The Mirena IUS is also licenced as a hormonal treatment for the menopause, though only for 4 years as opposed to 5 years when using it for contraception. On the subject of contraception, some women believe that it is no longer necessary to use it when going through the menopause. To prevent pregnancy, you should use some form of contraception (check with your GP if you’re using HRT) up until you’ve gone 12 months without a period. After this, you should still use condoms to protect against STIs.
Non-hormonal drugs such as antidepressants and clonidine are also available to treat symptoms of the menopause, but they aren’t given as a first-line solution. However, a doctor will be able to advise you on whether they’re suitable for you.
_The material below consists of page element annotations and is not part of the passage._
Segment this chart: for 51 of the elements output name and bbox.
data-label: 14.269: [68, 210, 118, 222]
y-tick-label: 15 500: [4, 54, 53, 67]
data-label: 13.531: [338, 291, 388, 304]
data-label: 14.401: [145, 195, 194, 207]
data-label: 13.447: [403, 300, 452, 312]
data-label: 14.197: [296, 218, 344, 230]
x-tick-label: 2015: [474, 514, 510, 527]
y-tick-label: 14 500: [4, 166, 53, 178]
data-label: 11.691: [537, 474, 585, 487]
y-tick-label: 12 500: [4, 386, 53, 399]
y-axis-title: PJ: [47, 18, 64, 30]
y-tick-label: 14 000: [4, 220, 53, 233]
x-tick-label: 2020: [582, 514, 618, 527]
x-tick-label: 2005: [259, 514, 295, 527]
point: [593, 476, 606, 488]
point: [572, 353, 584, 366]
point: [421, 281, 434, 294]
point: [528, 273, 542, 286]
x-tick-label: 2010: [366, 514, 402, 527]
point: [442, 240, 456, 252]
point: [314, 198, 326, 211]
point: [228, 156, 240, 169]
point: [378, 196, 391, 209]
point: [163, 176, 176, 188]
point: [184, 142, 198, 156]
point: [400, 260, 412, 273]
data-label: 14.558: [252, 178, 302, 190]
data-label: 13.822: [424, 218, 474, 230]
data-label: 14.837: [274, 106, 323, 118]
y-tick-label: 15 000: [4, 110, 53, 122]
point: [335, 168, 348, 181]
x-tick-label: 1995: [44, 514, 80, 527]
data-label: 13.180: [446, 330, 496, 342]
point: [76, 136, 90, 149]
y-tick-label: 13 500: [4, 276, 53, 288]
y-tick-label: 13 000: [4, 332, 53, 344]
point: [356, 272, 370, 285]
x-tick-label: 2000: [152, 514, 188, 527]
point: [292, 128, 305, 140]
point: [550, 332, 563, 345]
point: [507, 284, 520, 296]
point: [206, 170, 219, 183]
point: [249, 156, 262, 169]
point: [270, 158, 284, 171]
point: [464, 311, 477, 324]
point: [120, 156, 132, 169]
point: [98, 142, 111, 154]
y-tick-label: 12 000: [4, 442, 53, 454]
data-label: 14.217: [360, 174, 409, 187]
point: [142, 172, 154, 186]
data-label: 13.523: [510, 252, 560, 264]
In terms of home treatments and remedies, there are things that you can do to combat embarrassing symptoms such as leaking urine. Some women choose to wear sanitary pads or incontinence pads for protection during daily activities, so whilst your days of wearing pads for periods may be over, you might be just as well keeping some pads in stock should you experience slight urinary incontinence, especially when coughing, sneezing, or laughing. Lubricants are available to help with vaginal dryness, as many menopausal women complain of painful sex due to lack of natural moisture.
Will I have an early menopause if I started my periods early?
In a word, no. This is a myth that is widely believed. A female is born with a set amount of eggs, and some women have more than others. The menopause happens when your ovaries stop producing these eggs, so there is no correlation between what age you started your periods and what age you begin the menopause.
If you’re experiencing symptoms before you reach 40, you may be going through premature menopause. Sometimes there’s no cause for this, but some cancer treatments and surgeries such as a hysterectomy or ovary removal can induce an early menopause.
Can I prevent the menopause?
Unfortunately not, but it might not be as bad as you think. As mentioned before, many of the symptoms are manageable with medication and home remedies, if you even find that you need treatment at all.